Key research themes
1. How can machine learning improve acoustic modeling for robust feature extraction and surrogate modeling?
This research theme explores the integration of machine learning (ML), including deep learning, to enhance acoustic modeling by learning robust representations from raw or frequency-domain acoustic data. It focuses on improving the generalization of acoustic models across varied environments, as well as creating surrogate models that efficiently approximate complex vibroacoustic simulations. Such approaches aim to overcome the limitations of traditional handcrafted features and expensive computational methods, enabling better performance in speech recognition, sound transmission loss predictions, and environmental noise conditions.
2. What numerical and physics-informed modeling approaches enable efficient and accurate simulation of acoustic wave propagation and wave-based systems?
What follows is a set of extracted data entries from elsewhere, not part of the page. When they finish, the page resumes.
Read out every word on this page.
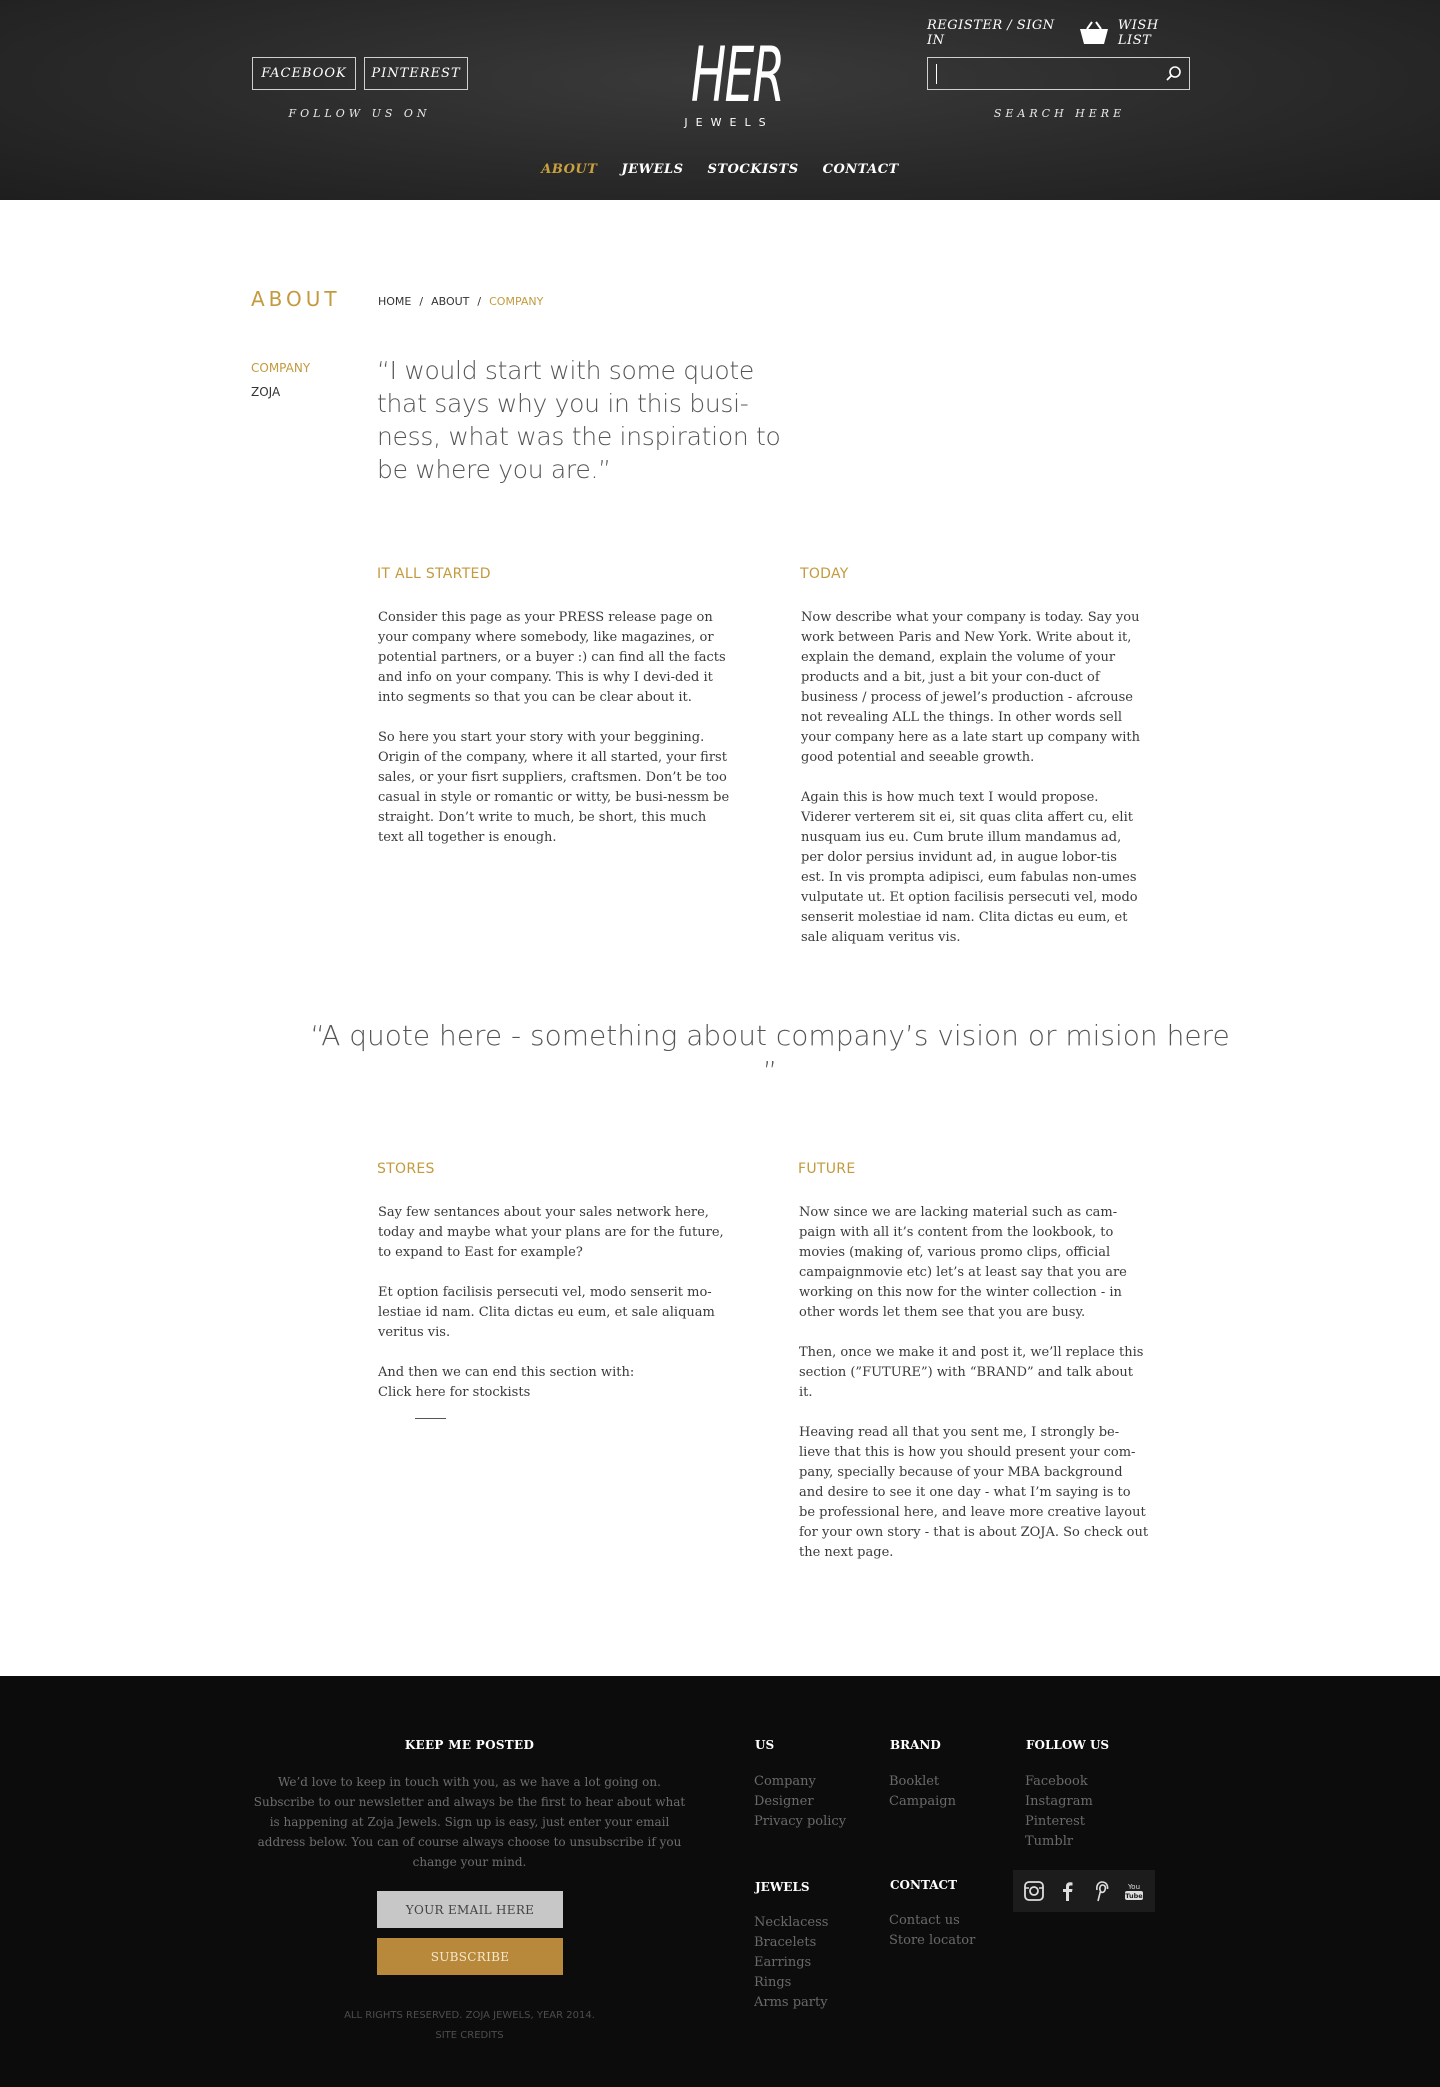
FACEBOOK	PINTEREST
FOLLOW US ON	HER
JEWELS
REGISTER / SIGN IN
WISH LIST
SEARCH HERE
ABOUT JEWELS STOCKISTS CONTACT
ABOUT	HOME / ABOUT / COMPANY
COMPANY
ZOJA
“I would start with some quote that says why you in this busi-ness, what was the inspiration to be where you are.”
IT ALL STARTED

Consider this page as your PRESS release page on your company where somebody, like magazines, or potential partners, or a buyer :) can find all the facts and info on your company. This is why I devi-ded it into segments so that you can be clear about it.

So here you start your story with your beggining. Origin of the company, where it all started, your first sales, or your fisrt suppliers, craftsmen. Don’t be too casual in style or romantic or witty, be busi-nessm be straight. Don’t write to much, be short, this much text all together is enough.

TODAY

Now describe what your company is today. Say you work between Paris and New York. Write about it, explain the demand, explain the volume of your products and a bit, just a bit your con-duct of business / process of jewel’s production - afcrouse not revealing ALL the things. In other words sell your company here as a late start up company with good potential and seeable growth.

Again this is how much text I would propose. Viderer verterem sit ei, sit quas clita affert cu, elit nusquam ius eu. Cum brute illum mandamus ad, per dolor persius invidunt ad, in augue lobor-tis est. In vis prompta adipisci, eum fabulas non-umes vulputate ut. Et option facilisis persecuti vel, modo senserit molestiae id nam. Clita dictas eu eum, et sale aliquam veritus vis.

“A quote here - something about company’s vision or mision here ”
STORES

Say few sentances about your sales network here, today and maybe what your plans are for the future, to expand to East for example?

Et option facilisis persecuti vel, modo senserit mo-lestiae id nam. Clita dictas eu eum, et sale aliquam veritus vis.

And then we can end this section with:

Click here for stockists
FUTURE

Now since we are lacking material such as cam-paign with all it’s content from the lookbook, to movies (making of, various promo clips, official campaignmovie etc) let’s at least say that you are working on this now for the winter collection - in other words let them see that you are busy.

Then, once we make it and post it, we’ll replace this section (”FUTURE”) with “BRAND” and talk about it.

Heaving read all that you sent me, I strongly be-lieve that this is how you should present your com-pany, specially because of your MBA background and desire to see it one day - what I’m saying is to be professional here, and leave more creative layout for your own story - that is about ZOJA. So check out the next page.

KEEP ME POSTED
We’d love to keep in touch with you, as we have a lot going on. Subscribe to our newsletter and always be the first to hear about what is happening at Zoja Jewels. Sign up is easy, just enter your email address below. You can of course always choose to unsubscribe if you change your mind.
YOUR EMAIL HERE
SUBSCRIBE
ALL RIGHTS RESERVED. ZOJA JEWELS, YEAR 2014.
SITE CREDITS
US
Company
Designer
Privacy policy
BRAND
Booklet
Campaign
FOLLOW US
Facebook
Instagram
Pinterest
Tumblr
JEWELS
Necklacess
Bracelets
Earrings
Rings
Arms party
CONTACT
Contact us
Store locator
You
Tube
This theme covers advanced modeling methods for acoustic wave propagation that balance computational efficiency with physical accuracy, especially in complex and large-scale acoustic domains like rooms, resonators, and coupled subsystems. It includes the development of wave-based multipole models, state-space approaches for networked acoustic elements, digital filter design for reflections and air absorption, and reduced-order models for visco-thermal losses. These methods provide practical frameworks for sound propagation simulations, offering causal, compact representations of boundary conditions and subsystem interconnections that are essential for accurate acoustic predictions and real-time applications.